The finicky and fastidious on the subject of fashion and style, elegance, beauty and refinement should please come closer. Kindly take a seat and accompany me on this short sartorial trip.

Wherever your feet find firm foothold on the rung of the ladder of style, you should take more than a fleeting interest in your tailors. You should choose your tailors with similar metrics you adopt in selecting your doctor, architect, or auditor (and any professional or artisan who makes your life more enjoyable and worthwhile): with utmost care and consideration regarding their experience and pedigree, qualification and success rate. Of course, with affordability in mind (in congruence with your means)!

Because whatever they do impacts your life indelibly! They make you healthier and happier, contented with the beautiful spaces you call home and office and keep you out of financial worries and woes. They make life more meaningful and merrier.

Your tailors perform similar roles: they ensure you look good, elegant, confident and comfortable…with wardrobes filled with objects that make bosoms warm and glow. That make hearts flutter with joy.

So, your tailors should have a deep understanding of forms and shapes, fabrics and drapes, design and style and all the elements that elevate clothes to objects of fascination and odes.

Their eyelids flicker when they talk about clothes and tailors and designers. Their faces are plastered with infectious smiles once the subject is the industry and pioneers and game changers disrupting the peace and making a huge difference.

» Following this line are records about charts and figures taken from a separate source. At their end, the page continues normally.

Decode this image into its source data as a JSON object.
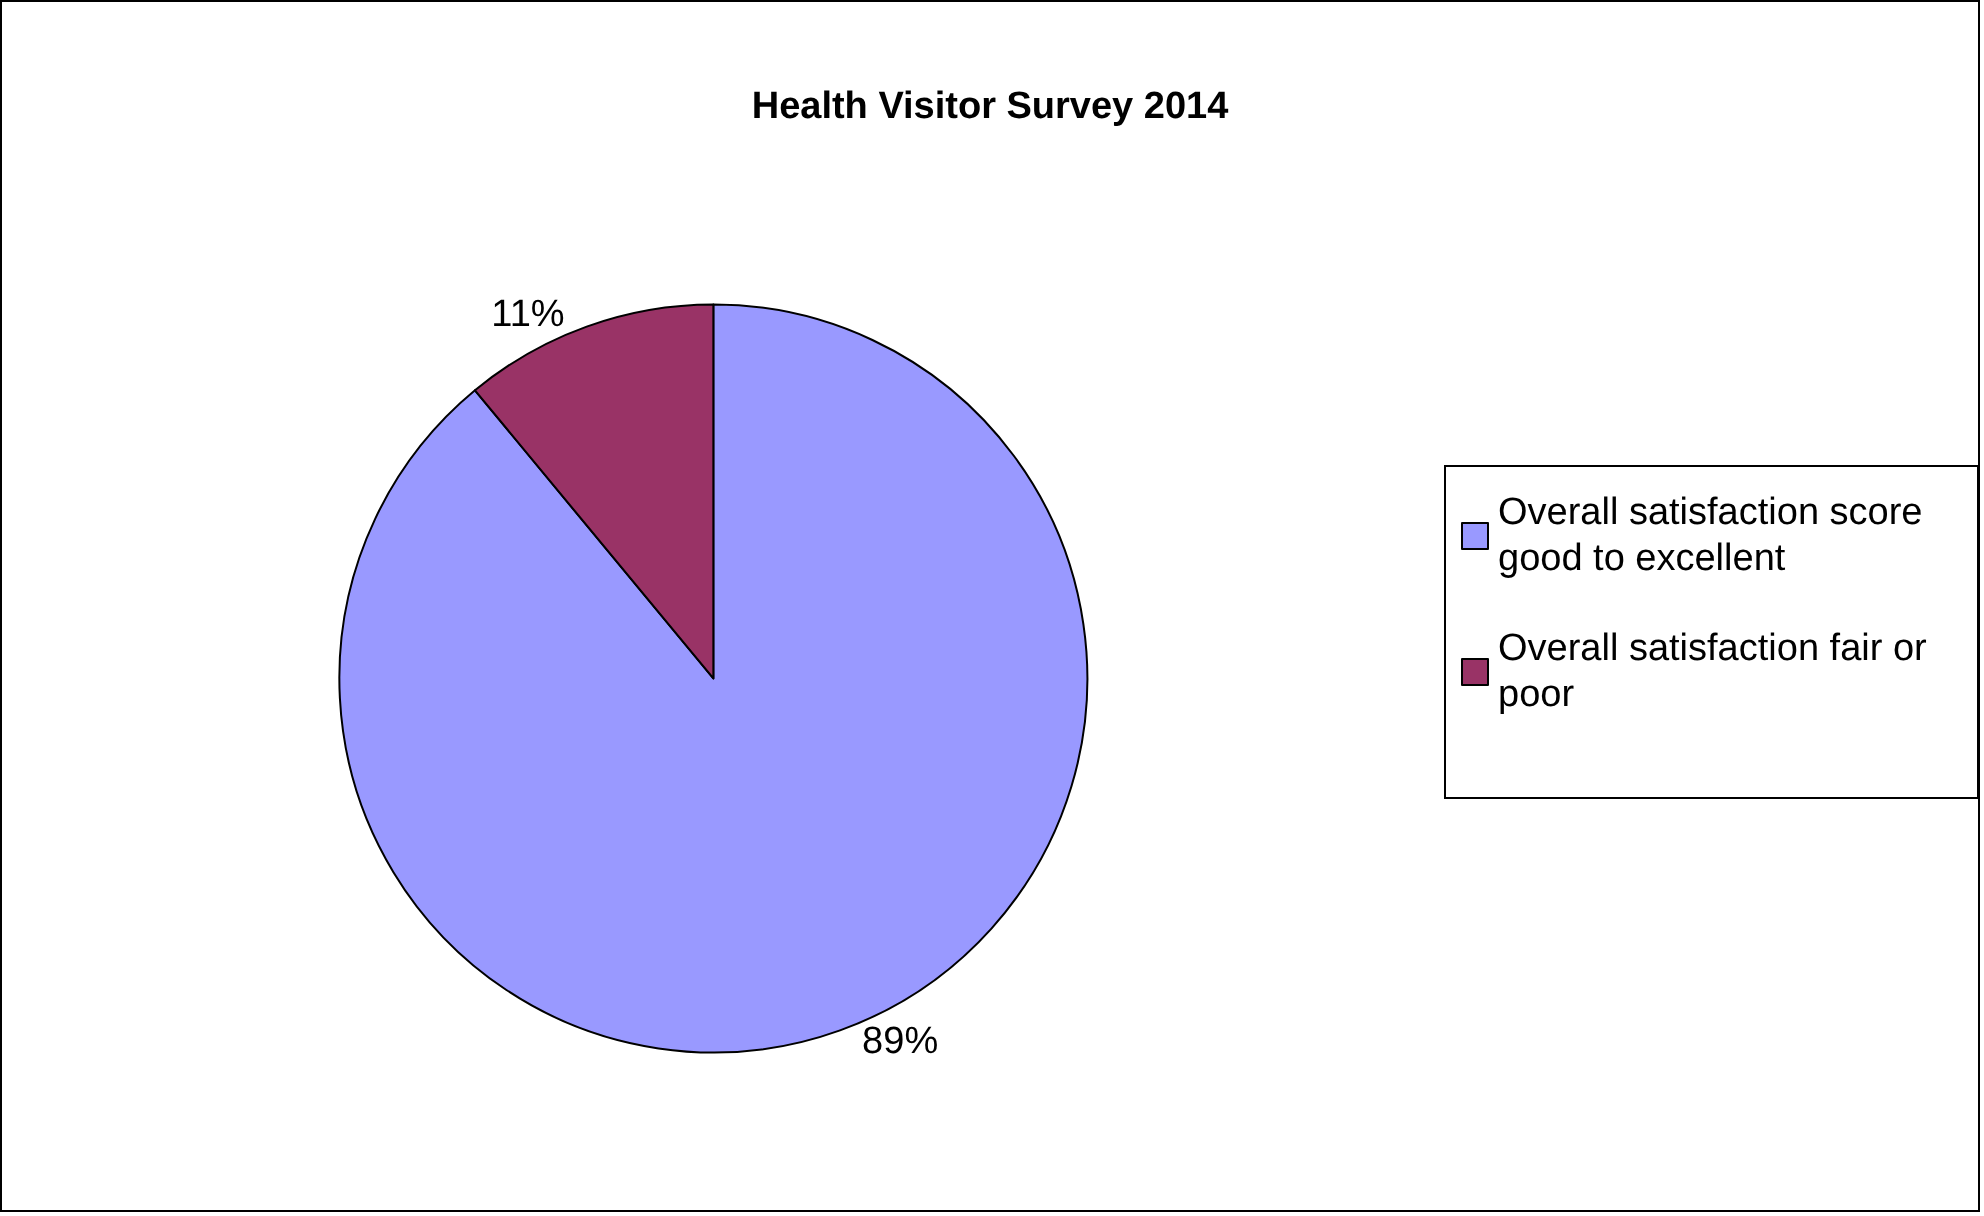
{
  "chart_data": {
    "type": "pie",
    "title": "Health Visitor Survey 2014",
    "categories": [
      "Overall satisfaction score good to excellent",
      "Overall satisfaction fair or poor"
    ],
    "values": [
      89,
      11
    ],
    "colors": [
      "#9999ff",
      "#993366"
    ],
    "value_labels": [
      "89%",
      "11%"
    ],
    "legend": "right"
  }
}
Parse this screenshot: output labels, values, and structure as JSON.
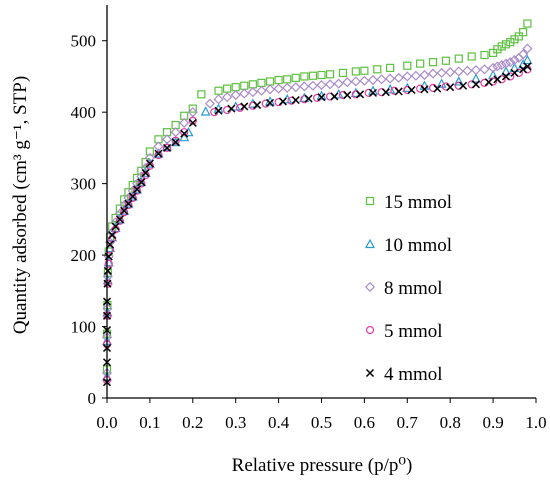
{
  "chart_data": {
    "type": "scatter",
    "xlabel": "Relative pressure (p/p⁰)",
    "ylabel": "Quantity adsorbed (cm³ g⁻¹, STP)",
    "xlim": [
      0,
      1.0
    ],
    "ylim": [
      0,
      550
    ],
    "xticks": [
      "0.0",
      "0.1",
      "0.2",
      "0.3",
      "0.4",
      "0.5",
      "0.6",
      "0.7",
      "0.8",
      "0.9",
      "1.0"
    ],
    "yticks": [
      "0",
      "100",
      "200",
      "300",
      "400",
      "500"
    ],
    "grid": false,
    "legend_position": "right",
    "series": [
      {
        "name": "15 mmol",
        "marker": "square",
        "color": "#5cc13f",
        "x": [
          0.0,
          0.0,
          0.001,
          0.002,
          0.004,
          0.007,
          0.012,
          0.02,
          0.03,
          0.04,
          0.05,
          0.06,
          0.07,
          0.08,
          0.09,
          0.1,
          0.12,
          0.14,
          0.16,
          0.18,
          0.2,
          0.22,
          0.26,
          0.28,
          0.3,
          0.32,
          0.34,
          0.36,
          0.38,
          0.4,
          0.42,
          0.44,
          0.46,
          0.48,
          0.5,
          0.52,
          0.55,
          0.58,
          0.6,
          0.63,
          0.66,
          0.7,
          0.73,
          0.76,
          0.79,
          0.82,
          0.85,
          0.88,
          0.9,
          0.91,
          0.92,
          0.93,
          0.94,
          0.95,
          0.96,
          0.97,
          0.98
        ],
        "y": [
          40,
          90,
          130,
          175,
          205,
          225,
          240,
          252,
          265,
          278,
          288,
          298,
          308,
          318,
          330,
          345,
          362,
          372,
          382,
          395,
          405,
          425,
          430,
          433,
          435,
          437,
          439,
          441,
          443,
          445,
          446,
          448,
          450,
          451,
          452,
          453,
          455,
          457,
          458,
          460,
          462,
          465,
          468,
          470,
          472,
          475,
          478,
          480,
          483,
          488,
          492,
          495,
          498,
          502,
          506,
          512,
          524
        ]
      },
      {
        "name": "10 mmol",
        "marker": "triangle",
        "color": "#2a9ad0",
        "x": [
          0.0,
          0.0,
          0.001,
          0.002,
          0.004,
          0.007,
          0.012,
          0.02,
          0.03,
          0.04,
          0.05,
          0.06,
          0.07,
          0.08,
          0.09,
          0.1,
          0.12,
          0.14,
          0.16,
          0.18,
          0.19,
          0.23,
          0.26,
          0.3,
          0.34,
          0.38,
          0.42,
          0.46,
          0.5,
          0.54,
          0.58,
          0.62,
          0.66,
          0.7,
          0.74,
          0.78,
          0.82,
          0.86,
          0.9,
          0.93,
          0.95,
          0.97,
          0.98
        ],
        "y": [
          30,
          80,
          120,
          165,
          190,
          210,
          225,
          238,
          250,
          262,
          272,
          282,
          292,
          302,
          315,
          328,
          342,
          352,
          358,
          365,
          372,
          401,
          405,
          408,
          412,
          415,
          418,
          420,
          423,
          425,
          427,
          430,
          432,
          434,
          437,
          440,
          443,
          447,
          452,
          457,
          462,
          467,
          473
        ]
      },
      {
        "name": "8 mmol",
        "marker": "diamond",
        "color": "#a98bc9",
        "x": [
          0.0,
          0.0,
          0.001,
          0.002,
          0.004,
          0.007,
          0.012,
          0.02,
          0.03,
          0.04,
          0.05,
          0.06,
          0.07,
          0.08,
          0.09,
          0.1,
          0.12,
          0.14,
          0.16,
          0.18,
          0.2,
          0.24,
          0.26,
          0.28,
          0.3,
          0.32,
          0.34,
          0.36,
          0.38,
          0.4,
          0.42,
          0.44,
          0.46,
          0.48,
          0.5,
          0.52,
          0.54,
          0.56,
          0.58,
          0.6,
          0.62,
          0.64,
          0.66,
          0.68,
          0.7,
          0.72,
          0.74,
          0.76,
          0.78,
          0.8,
          0.82,
          0.84,
          0.86,
          0.88,
          0.9,
          0.91,
          0.92,
          0.93,
          0.94,
          0.95,
          0.96,
          0.97,
          0.98
        ],
        "y": [
          35,
          85,
          125,
          170,
          198,
          218,
          232,
          246,
          258,
          270,
          280,
          290,
          300,
          310,
          322,
          336,
          352,
          362,
          372,
          385,
          400,
          412,
          418,
          421,
          424,
          426,
          428,
          430,
          432,
          433,
          434,
          435,
          436,
          437,
          438,
          439,
          440,
          442,
          443,
          444,
          445,
          446,
          447,
          448,
          450,
          451,
          452,
          454,
          455,
          456,
          457,
          458,
          459,
          460,
          462,
          464,
          466,
          468,
          470,
          473,
          476,
          481,
          489
        ]
      },
      {
        "name": "5 mmol",
        "marker": "circle",
        "color": "#e83aa1",
        "x": [
          0.0,
          0.0,
          0.001,
          0.002,
          0.004,
          0.007,
          0.012,
          0.02,
          0.03,
          0.04,
          0.05,
          0.06,
          0.07,
          0.08,
          0.09,
          0.1,
          0.12,
          0.14,
          0.16,
          0.18,
          0.2,
          0.25,
          0.28,
          0.31,
          0.34,
          0.37,
          0.4,
          0.43,
          0.46,
          0.49,
          0.52,
          0.55,
          0.58,
          0.61,
          0.64,
          0.67,
          0.7,
          0.73,
          0.76,
          0.79,
          0.82,
          0.85,
          0.88,
          0.9,
          0.92,
          0.94,
          0.96,
          0.98
        ],
        "y": [
          25,
          75,
          115,
          160,
          188,
          208,
          223,
          236,
          248,
          260,
          270,
          280,
          290,
          300,
          312,
          325,
          340,
          350,
          360,
          372,
          388,
          400,
          403,
          406,
          409,
          412,
          414,
          416,
          418,
          420,
          422,
          424,
          425,
          427,
          428,
          430,
          431,
          433,
          434,
          436,
          437,
          439,
          441,
          443,
          446,
          450,
          455,
          460
        ]
      },
      {
        "name": "4 mmol",
        "marker": "x",
        "color": "#000000",
        "x": [
          0.0,
          0.0,
          0.0,
          0.0,
          0.0,
          0.0,
          0.001,
          0.002,
          0.004,
          0.007,
          0.012,
          0.02,
          0.03,
          0.04,
          0.05,
          0.06,
          0.07,
          0.08,
          0.09,
          0.1,
          0.12,
          0.14,
          0.16,
          0.18,
          0.2,
          0.26,
          0.29,
          0.32,
          0.35,
          0.38,
          0.41,
          0.44,
          0.47,
          0.5,
          0.53,
          0.56,
          0.59,
          0.62,
          0.65,
          0.68,
          0.71,
          0.74,
          0.77,
          0.8,
          0.83,
          0.86,
          0.89,
          0.91,
          0.93,
          0.95,
          0.97,
          0.98
        ],
        "y": [
          22,
          50,
          70,
          95,
          115,
          135,
          160,
          178,
          198,
          215,
          228,
          240,
          250,
          262,
          272,
          282,
          292,
          302,
          315,
          328,
          342,
          350,
          358,
          370,
          385,
          402,
          405,
          408,
          410,
          413,
          415,
          417,
          419,
          421,
          422,
          424,
          425,
          427,
          428,
          429,
          431,
          432,
          433,
          435,
          437,
          439,
          442,
          446,
          450,
          455,
          460,
          464
        ]
      }
    ]
  }
}
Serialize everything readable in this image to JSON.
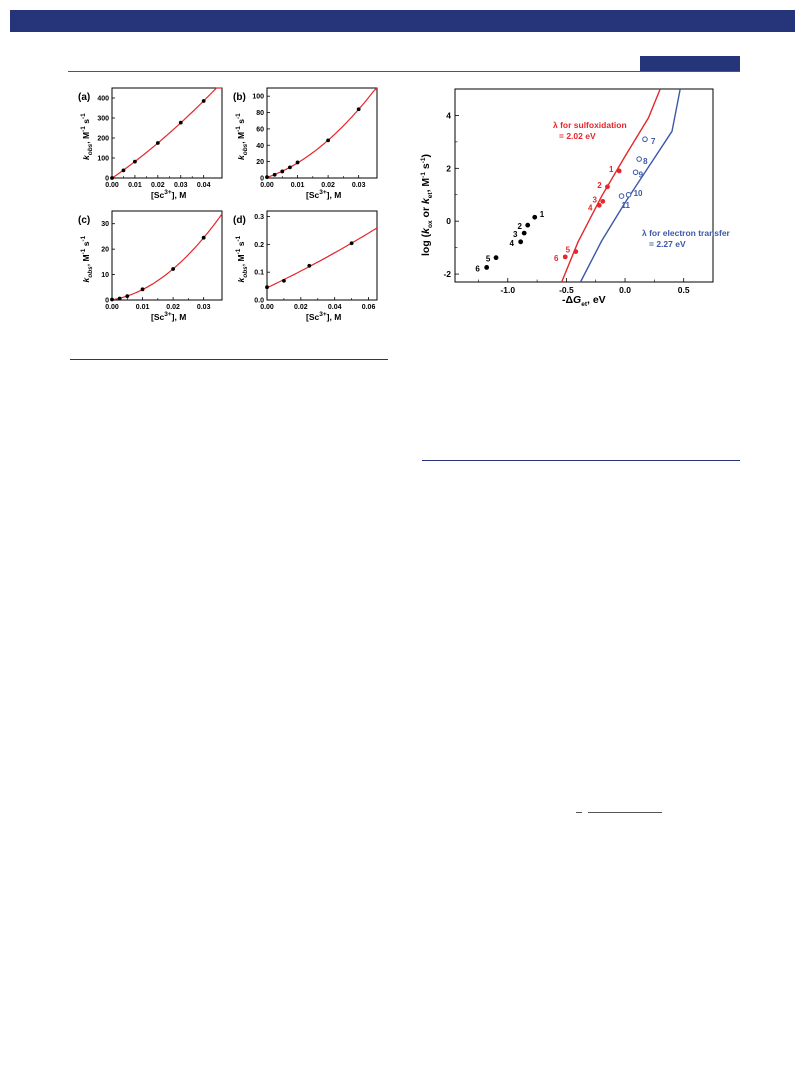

They touch fabrics and accessories lovingly, carefully and tenderly as their eyes glint with excitement. You can tell that they are in a sizzling dalliance with the craft.

For critical metrics you should consider when picking tailors? Here are some:

If you have been asked many times ‘who is your tailor?’ by those who have more than a passing fancy in dressing well, then you are doing something right.

Most people can tell a wonderfully made outfit at second or third glance. They notice the lines and design, the fit and all the details that separate ‘the dressed from the well-dressed’ (a slogan once adopted by Bally of Switzerland).

Once they look long enough, compliments follow. And those who are keen style students and leaders, who want to raise their game usually ask, ‘who is your tailor?’

And the more you get asked this question, know that you are on a smooth sartorial journey.